Er zou een reden kunnen zijn voor de onwaarheden van Hoover. Door te beweren dat het vliegtuig van Nixon was afgeluisterd, wilde Hoover misschien dat Nixon zou geloven dat hij zelf op band was betrapt en rechtstreeks betrokken was bij het sabotageplan. Dat had Nixon ertoe kunnen brengen te denken dat Hoover iets politiek dodelijks bij zich had. Door het verhaal te hypen ondermijnde Hoover ook een van zijn jongere FBI-rivalen, Cartha 'Deke' DeLoach, door Nixon te vertellen dat een deel van het afluisteren DeLoachs idee was.
Wat Nixon niet wist, was dat Johnson het Chennault-dossier verwijderde toen hij in januari 1969 zijn ambt verliet en de uiterst geheime informatie aan Walt Rostow toevertrouwde, in plaats van het naar de presidentiële bibliotheek van Johnson in Austin, Texas te sturen. Het ontbrekende dossier en de paranoia die Nixon door Hoovers overdreven relaas had ingeprent, hadden enorme gevolgen voor de geschiedenis.

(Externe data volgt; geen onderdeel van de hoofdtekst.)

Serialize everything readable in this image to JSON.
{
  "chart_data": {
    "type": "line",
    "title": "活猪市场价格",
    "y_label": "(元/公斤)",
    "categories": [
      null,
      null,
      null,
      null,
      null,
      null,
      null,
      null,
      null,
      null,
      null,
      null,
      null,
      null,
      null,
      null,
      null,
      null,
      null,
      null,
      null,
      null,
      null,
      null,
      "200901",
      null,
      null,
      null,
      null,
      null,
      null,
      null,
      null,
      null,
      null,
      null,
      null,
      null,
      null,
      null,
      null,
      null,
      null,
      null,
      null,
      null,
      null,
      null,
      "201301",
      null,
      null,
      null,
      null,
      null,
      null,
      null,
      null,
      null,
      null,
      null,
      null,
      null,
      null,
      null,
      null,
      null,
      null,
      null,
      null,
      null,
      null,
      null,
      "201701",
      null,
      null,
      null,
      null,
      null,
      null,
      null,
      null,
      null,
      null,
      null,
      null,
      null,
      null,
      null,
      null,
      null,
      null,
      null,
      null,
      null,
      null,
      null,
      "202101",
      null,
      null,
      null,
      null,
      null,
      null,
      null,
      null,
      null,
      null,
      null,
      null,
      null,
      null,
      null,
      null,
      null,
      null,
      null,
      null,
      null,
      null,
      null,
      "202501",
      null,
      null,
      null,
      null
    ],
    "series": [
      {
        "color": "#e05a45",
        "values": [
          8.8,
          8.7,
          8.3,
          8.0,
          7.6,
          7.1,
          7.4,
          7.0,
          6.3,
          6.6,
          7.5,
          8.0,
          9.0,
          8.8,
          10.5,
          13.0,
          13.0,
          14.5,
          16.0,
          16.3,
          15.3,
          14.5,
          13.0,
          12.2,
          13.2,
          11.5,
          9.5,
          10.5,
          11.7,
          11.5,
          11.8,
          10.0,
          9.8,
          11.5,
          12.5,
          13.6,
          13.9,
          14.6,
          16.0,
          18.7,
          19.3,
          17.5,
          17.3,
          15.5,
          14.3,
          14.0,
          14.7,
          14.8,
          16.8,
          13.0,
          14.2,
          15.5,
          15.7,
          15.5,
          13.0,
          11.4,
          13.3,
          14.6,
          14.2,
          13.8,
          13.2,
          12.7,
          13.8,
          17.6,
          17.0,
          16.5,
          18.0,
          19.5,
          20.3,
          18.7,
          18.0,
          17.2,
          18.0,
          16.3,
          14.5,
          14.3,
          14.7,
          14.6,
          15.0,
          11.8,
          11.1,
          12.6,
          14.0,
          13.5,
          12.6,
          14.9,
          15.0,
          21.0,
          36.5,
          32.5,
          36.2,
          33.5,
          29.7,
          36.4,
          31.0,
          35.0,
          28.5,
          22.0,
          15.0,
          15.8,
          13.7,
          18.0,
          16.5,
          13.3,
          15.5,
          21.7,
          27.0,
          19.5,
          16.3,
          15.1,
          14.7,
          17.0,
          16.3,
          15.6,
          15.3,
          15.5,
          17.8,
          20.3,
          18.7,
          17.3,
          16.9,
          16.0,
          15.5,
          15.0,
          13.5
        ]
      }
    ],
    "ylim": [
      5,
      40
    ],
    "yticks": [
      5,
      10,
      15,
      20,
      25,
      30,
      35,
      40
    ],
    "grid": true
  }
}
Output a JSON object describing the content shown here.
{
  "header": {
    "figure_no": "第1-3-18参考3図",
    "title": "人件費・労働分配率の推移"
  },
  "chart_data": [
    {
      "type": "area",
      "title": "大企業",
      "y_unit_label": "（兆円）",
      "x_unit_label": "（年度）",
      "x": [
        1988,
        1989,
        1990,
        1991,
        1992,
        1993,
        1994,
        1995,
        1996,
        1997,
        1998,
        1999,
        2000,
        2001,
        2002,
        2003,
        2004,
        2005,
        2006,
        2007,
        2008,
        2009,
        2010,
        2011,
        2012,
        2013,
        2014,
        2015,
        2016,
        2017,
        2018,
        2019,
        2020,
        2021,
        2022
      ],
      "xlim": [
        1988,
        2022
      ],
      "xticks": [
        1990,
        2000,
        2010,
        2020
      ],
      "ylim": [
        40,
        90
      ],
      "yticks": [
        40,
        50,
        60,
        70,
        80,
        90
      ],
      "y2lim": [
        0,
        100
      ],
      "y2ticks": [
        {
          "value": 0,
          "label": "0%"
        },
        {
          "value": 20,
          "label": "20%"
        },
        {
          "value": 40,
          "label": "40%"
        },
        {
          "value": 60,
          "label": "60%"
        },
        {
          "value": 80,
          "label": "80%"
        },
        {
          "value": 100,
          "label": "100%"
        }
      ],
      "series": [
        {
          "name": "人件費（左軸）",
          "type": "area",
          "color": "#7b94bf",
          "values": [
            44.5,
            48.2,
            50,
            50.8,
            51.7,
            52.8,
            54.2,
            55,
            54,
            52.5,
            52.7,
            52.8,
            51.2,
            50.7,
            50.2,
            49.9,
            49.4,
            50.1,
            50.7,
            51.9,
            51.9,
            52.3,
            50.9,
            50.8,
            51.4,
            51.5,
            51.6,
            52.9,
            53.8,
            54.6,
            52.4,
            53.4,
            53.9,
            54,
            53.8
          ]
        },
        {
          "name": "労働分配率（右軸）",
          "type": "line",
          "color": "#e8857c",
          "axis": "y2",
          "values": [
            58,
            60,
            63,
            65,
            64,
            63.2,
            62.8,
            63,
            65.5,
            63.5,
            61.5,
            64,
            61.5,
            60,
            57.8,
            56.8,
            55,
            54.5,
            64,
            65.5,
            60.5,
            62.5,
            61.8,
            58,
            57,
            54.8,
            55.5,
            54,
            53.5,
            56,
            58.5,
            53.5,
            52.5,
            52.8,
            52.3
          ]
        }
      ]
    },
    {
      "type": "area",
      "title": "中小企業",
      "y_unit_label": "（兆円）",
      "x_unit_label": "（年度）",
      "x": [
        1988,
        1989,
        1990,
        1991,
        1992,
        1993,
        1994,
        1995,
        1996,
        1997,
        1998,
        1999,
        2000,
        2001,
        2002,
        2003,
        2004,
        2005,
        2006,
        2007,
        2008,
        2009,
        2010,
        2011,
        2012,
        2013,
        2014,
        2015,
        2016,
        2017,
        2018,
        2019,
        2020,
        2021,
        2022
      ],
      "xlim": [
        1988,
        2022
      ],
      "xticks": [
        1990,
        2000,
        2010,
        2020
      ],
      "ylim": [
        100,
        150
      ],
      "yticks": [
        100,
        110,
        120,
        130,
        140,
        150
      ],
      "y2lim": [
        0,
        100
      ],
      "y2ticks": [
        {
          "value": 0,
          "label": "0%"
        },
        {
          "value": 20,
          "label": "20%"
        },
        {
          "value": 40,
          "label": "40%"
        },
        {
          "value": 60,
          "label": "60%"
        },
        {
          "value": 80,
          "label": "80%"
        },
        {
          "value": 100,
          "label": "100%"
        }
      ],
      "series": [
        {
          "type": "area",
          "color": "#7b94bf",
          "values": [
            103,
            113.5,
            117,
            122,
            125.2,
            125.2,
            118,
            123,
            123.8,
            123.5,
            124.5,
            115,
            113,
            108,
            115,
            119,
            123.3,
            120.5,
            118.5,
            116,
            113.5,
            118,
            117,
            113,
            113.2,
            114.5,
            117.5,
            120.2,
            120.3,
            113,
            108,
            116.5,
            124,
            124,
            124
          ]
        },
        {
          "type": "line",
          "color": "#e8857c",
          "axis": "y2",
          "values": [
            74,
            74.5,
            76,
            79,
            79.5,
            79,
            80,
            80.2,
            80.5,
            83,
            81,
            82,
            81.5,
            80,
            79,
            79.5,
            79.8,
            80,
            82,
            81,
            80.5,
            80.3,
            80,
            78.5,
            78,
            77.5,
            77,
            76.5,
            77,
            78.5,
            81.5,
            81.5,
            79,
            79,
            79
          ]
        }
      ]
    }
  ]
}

Toen Nixon aantrad, gaf hij Haldeman de opdracht het Chennault-dossier te vinden, een taak die werd overgedragen aan Thomas Charles Huston, die later beroemd werd vanwege het Huston-plan, dat meer binnenlands toezicht op linkse anti-oorlogsgroepen voorstelde. Hustons aanbevelingen gingen zelfs voor Hoover te ver. Maar Hustons werk op het gebied van nationale veiligheidskwesties maakte hem tot een logische keuze voor Haldemans opdracht om het Chennault-dossier op te sporen.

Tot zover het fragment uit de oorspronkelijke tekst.